Monday, May 21, 2007

nothing can describe. EFFING hell!

I HATE IT! I HATE THIS EFFING FEELING.

i deleted the previous post. i dont knw why. i just had an urge to delete everything, even my blog!

sorry then. i really have nothing to say alrdy. i do hope you read this for the last time, one more time will do. or maybe wont alrdy. cus, somehow, i dont knw how and what to reply you. yes, i'm typing it openly. i dont want to make it black anymore.

you msged. i read. i cried. i dont understand. tears just came down uncontrollably. even when i didnt bother to think about it. i dont think anyone can understand how i'm feeling now. forget it.

thanks for letting me know, anyway. two routes. one yours ; one mine. that's it!

i'm really outta words. nothing can descibe it.

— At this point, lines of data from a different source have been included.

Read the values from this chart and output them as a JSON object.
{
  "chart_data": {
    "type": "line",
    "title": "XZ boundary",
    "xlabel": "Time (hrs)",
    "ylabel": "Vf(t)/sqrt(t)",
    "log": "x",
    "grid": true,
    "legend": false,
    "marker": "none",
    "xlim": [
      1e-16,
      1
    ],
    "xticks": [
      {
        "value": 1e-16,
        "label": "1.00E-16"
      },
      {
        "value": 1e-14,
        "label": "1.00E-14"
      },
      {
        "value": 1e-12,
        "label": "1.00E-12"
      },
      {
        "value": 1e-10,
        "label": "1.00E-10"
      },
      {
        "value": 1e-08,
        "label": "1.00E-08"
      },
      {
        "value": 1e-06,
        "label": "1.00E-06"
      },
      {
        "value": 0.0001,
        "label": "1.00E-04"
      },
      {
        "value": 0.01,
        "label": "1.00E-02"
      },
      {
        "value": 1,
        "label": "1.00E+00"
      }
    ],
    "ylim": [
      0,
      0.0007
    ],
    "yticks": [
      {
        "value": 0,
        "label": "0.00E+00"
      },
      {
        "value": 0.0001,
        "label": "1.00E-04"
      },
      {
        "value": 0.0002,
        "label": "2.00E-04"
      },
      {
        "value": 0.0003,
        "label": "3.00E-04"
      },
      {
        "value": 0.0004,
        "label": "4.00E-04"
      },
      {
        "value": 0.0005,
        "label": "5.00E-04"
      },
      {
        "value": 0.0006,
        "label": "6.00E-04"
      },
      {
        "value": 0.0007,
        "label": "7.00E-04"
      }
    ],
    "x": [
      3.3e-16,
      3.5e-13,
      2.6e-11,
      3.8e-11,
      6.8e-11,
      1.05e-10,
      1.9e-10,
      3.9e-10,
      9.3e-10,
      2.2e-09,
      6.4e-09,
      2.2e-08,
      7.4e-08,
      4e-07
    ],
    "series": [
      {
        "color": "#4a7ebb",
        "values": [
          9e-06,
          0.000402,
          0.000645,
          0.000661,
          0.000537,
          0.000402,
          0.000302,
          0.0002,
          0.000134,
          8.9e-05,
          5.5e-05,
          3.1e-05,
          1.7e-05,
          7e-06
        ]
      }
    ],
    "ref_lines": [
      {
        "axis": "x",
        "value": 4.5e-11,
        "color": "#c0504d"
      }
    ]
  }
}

sometimes i really dont understand. why?! that three words appeared in the msg. i really really really dont understand it. i woke up happily and things turned out to be like this. i think the only way now is _ and _ .? i'll try to. gimme some time, pls. i swear i'll forget about you and concentrate on my studies fully! and i'm sure, you've alrdy done it! sorry! perhaps, it's alrdy so wrong right from the start. what's done cannot be undone? this sentence is TOTALLY SO WRONG! maybe for some things, yes. one more week of school and i can seriously make full use of june hols to avoid thinking about things which happened since term1. hopefully... but still, thanks for some of those nice memories you've given me in the past few months. though i dont think they meant much to you?, but still , i appriciate it alot. thank you!